Lemon Tree
Ingredients

Growing a Lemon

A lemon tree is a subtropical plant, and in its natural habitat, its fruit is green and only slightly acidic. For lemons to develop their tart flavor and yellow color, the temperature must dip below 50 degrees F/10 degrees C but remain above freezing. (If temperatures drop below freezing mature lemons on a tree will die.) Thus, maintaining the window of acid-development opportunity is a top priority to lemon growers.

Modern growers generally use wind machines and oil-burning lamps to steady the environment around their trees. At Lake Garda in northern Italy, the northern most citrus growing spot in world, lemon growers have used the same method of temperature maintenance for centuries.

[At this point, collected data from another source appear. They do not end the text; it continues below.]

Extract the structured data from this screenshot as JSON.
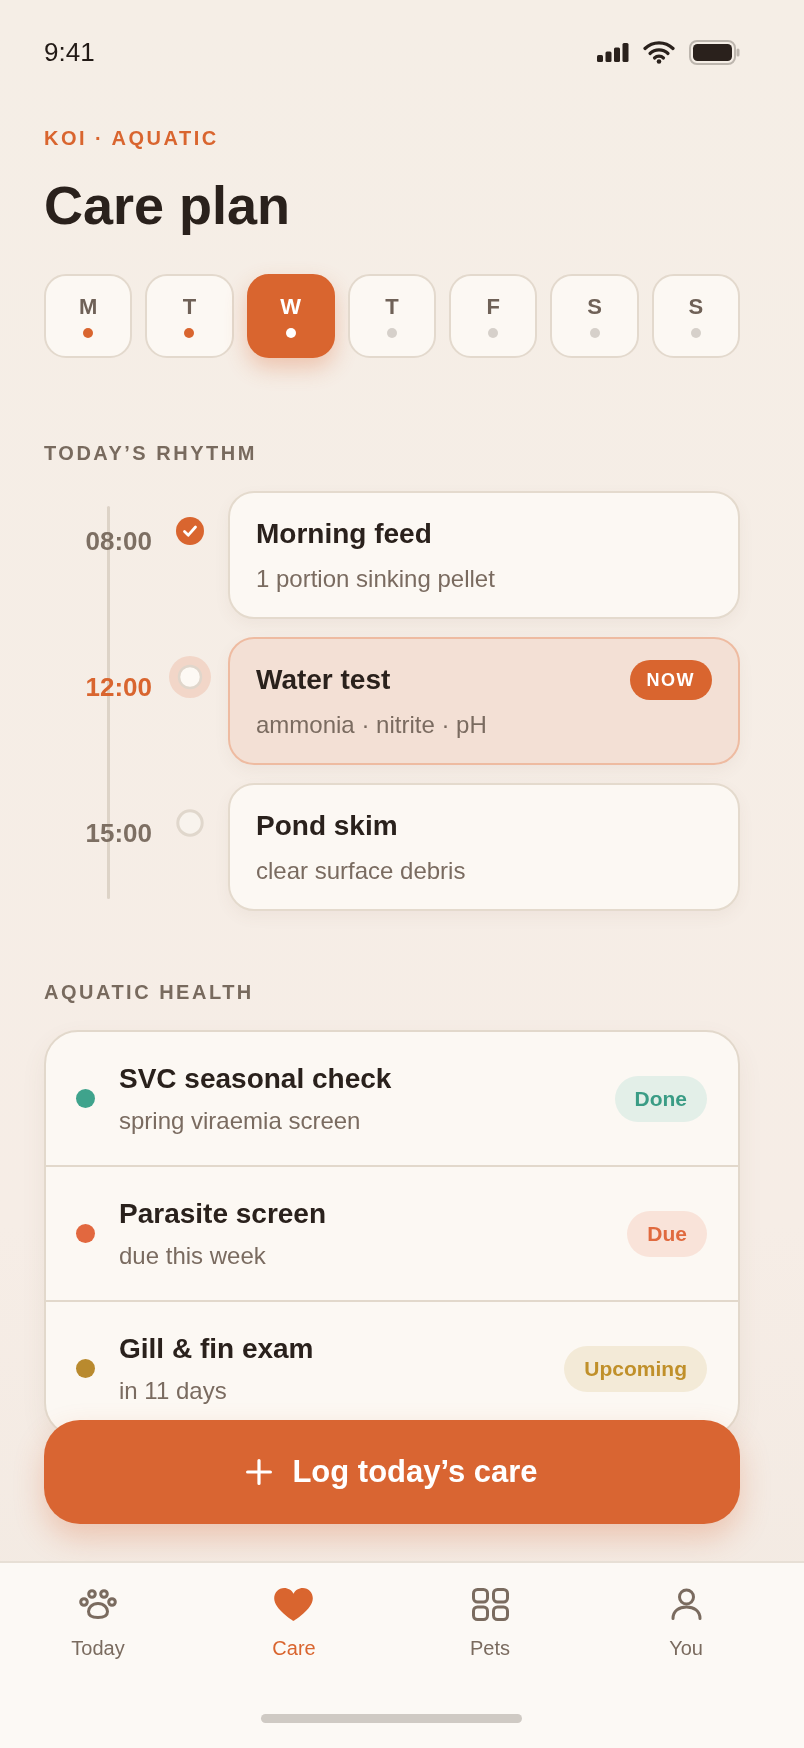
{
  "status_bar": {
    "time": "9:41"
  },
  "header": {
    "eyebrow": "KOI · AQUATIC",
    "title": "Care plan"
  },
  "days": [
    {
      "label": "M",
      "selected": false,
      "done": true
    },
    {
      "label": "T",
      "selected": false,
      "done": true
    },
    {
      "label": "W",
      "selected": true,
      "done": true
    },
    {
      "label": "T",
      "selected": false,
      "done": false
    },
    {
      "label": "F",
      "selected": false,
      "done": false
    },
    {
      "label": "S",
      "selected": false,
      "done": false
    },
    {
      "label": "S",
      "selected": false,
      "done": false
    }
  ],
  "rhythm": {
    "label": "TODAY’S RHYTHM",
    "items": [
      {
        "time": "08:00",
        "title": "Morning feed",
        "subtitle": "1 portion sinking pellet",
        "done": true,
        "current": false
      },
      {
        "time": "12:00",
        "title": "Water test",
        "subtitle": "ammonia · nitrite · pH",
        "done": false,
        "current": true,
        "badge": "NOW"
      },
      {
        "time": "15:00",
        "title": "Pond skim",
        "subtitle": "clear surface debris",
        "done": false,
        "current": false
      }
    ]
  },
  "health": {
    "label": "AQUATIC HEALTH",
    "items": [
      {
        "title": "SVC seasonal check",
        "subtitle": "spring viraemia screen",
        "color": "#3fa38c",
        "kind": "done",
        "badge": "Done"
      },
      {
        "title": "Parasite screen",
        "subtitle": "due this week",
        "color": "#e2683f",
        "kind": "due",
        "badge": "Due"
      },
      {
        "title": "Gill & fin exam",
        "subtitle": "in 11 days",
        "color": "#b98a2e",
        "kind": "upcoming",
        "badge": "Upcoming"
      }
    ]
  },
  "action_button": {
    "label": "Log today’s care"
  },
  "tab_bar": {
    "items": [
      {
        "label": "Today",
        "selected": false
      },
      {
        "label": "Care",
        "selected": true
      },
      {
        "label": "Pets",
        "selected": false
      },
      {
        "label": "You",
        "selected": false
      }
    ]
  }
}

Lemon growing around Lake Garda dates back to at least 1500. Because of the warming influence of the lake itself and the protection of the surrounding mountains, the region is mild, and lemon cultivation is viable. Still, for about three weeks a year, the temperature dips below freezing, too cold for the persnickety lemon tree.

So, high walls were built around the lemon gardens of Lake Garda. Then, stone and concrete pillars were put up at regular intervals (thirteen feet/four meters) between the trees. When November turned cold, gardeners brought out matting and wooden screens to put on top of the pillars so protect the trees. Glass panels built into the wooden screens allowed enough light to seep in.

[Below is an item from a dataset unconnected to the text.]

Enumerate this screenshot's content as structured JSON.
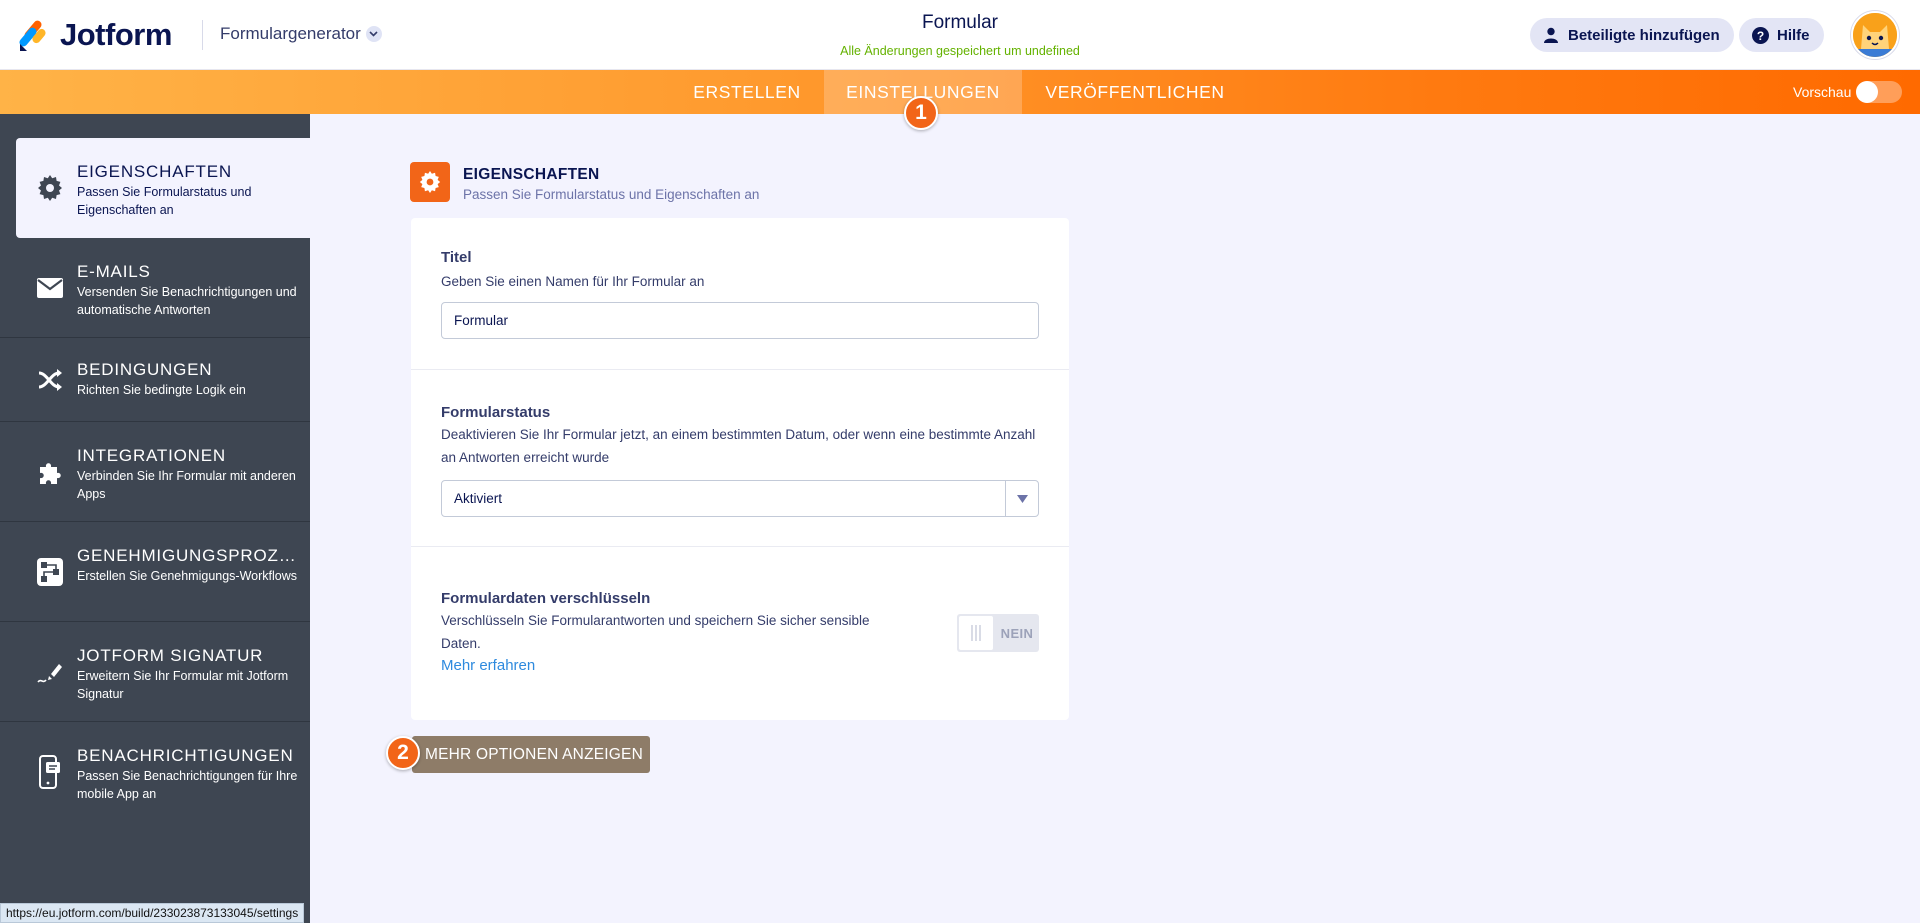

When it got very cold, fires and stoves were lit inside. In April, the structure was dismantled. In this fashion, each tree would produced about 600 lovely, tart lemons every year for about a century.

For more on lemons, see Much Depends on Dinner: The Extraordinary History and Mythology, Allure and Obsessions, Perils and Taboos of an Ordinary Meal, by Margaret Visser (pages 259 to 284). New York: Collier Books, 1986.